Women have been essential to the success of the NASA’s Glenn Research
Center since its inception as the National Advisory Committee for
Aeronautics (NACA) in 1941. They have been part of a broad team of
individuals with wide ranging skills and responsibilities to accomplish
critical research in aeronautics and space.
An influx of female employees helped the center carry out its
activities during World War II. Many were trained as technicians or
human computers, while others worked in the administrative areas.
Although a number departed after the war, others adapted to the center’s
evolving mission and had long careers.
The 1950s and 1960s saw an increase in the number of women pursuing
science and technology careers at the center, particularly chemists and
physicists, who made important impacts in fields such as high-energy
fuels, nuclear propulsion, and power systems.

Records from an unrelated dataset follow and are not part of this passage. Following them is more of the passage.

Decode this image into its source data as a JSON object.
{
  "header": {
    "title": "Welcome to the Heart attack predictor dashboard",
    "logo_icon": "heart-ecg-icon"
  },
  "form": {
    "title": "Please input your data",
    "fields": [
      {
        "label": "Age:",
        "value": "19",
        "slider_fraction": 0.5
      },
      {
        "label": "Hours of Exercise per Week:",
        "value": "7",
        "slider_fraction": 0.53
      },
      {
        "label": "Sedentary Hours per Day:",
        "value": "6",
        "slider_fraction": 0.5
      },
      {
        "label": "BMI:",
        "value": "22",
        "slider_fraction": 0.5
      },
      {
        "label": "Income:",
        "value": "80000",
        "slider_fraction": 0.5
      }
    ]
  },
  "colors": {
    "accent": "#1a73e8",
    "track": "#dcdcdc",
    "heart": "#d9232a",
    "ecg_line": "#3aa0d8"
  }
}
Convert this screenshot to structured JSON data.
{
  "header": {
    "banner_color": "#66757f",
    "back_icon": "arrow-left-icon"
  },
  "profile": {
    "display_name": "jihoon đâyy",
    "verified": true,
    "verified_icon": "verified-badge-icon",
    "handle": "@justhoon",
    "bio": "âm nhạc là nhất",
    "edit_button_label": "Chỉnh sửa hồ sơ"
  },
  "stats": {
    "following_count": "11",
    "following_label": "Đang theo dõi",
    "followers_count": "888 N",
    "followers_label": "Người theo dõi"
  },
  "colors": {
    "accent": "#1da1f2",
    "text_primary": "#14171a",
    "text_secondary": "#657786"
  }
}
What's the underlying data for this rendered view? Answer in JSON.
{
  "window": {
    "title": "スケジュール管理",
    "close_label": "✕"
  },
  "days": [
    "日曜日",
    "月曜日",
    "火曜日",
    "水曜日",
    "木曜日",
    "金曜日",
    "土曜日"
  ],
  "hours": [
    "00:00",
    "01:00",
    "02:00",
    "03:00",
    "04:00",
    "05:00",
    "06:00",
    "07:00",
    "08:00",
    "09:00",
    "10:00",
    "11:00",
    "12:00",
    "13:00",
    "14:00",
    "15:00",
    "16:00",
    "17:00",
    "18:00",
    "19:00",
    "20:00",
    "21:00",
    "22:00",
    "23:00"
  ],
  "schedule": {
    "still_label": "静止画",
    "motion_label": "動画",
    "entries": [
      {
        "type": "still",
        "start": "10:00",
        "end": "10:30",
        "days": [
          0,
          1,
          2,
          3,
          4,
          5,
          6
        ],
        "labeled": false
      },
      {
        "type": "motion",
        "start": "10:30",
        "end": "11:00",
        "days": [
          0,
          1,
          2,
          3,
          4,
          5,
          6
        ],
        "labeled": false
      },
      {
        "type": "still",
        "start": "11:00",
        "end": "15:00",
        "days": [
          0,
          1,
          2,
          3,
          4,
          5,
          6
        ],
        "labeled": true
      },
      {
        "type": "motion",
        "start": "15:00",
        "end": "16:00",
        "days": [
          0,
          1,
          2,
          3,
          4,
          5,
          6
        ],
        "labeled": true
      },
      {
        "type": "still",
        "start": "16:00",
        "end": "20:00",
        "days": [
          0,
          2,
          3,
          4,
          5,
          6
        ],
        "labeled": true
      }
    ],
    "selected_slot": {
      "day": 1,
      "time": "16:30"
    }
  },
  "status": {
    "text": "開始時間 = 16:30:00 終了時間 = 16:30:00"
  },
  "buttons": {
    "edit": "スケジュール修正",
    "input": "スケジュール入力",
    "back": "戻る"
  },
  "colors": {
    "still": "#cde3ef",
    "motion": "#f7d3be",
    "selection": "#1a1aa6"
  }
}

Women have been vital to the center’s operations and administration
areas as well, providing computer coding, technical report production,
communications, financial services, and other support functions that are
critical to Glenn’s overall operation.
As the number of women in the workforce grew in the 1960s, groups
like the NASA Lewis Business and Professional Women’s Club (BPW) were
formed to advocate for and recognize female employees.
In the 1970s and 1980s more women began taking on management roles,
initially as supervisors and branch chiefs, then as the heads of entire
divisions.
In the early 1990s women began serving at the highest levels in
center management and currently hold many senior management positions
today. Glenn’s first woman center director was Janet Kavandi. Marla
Pérez-Davis holds the same position today.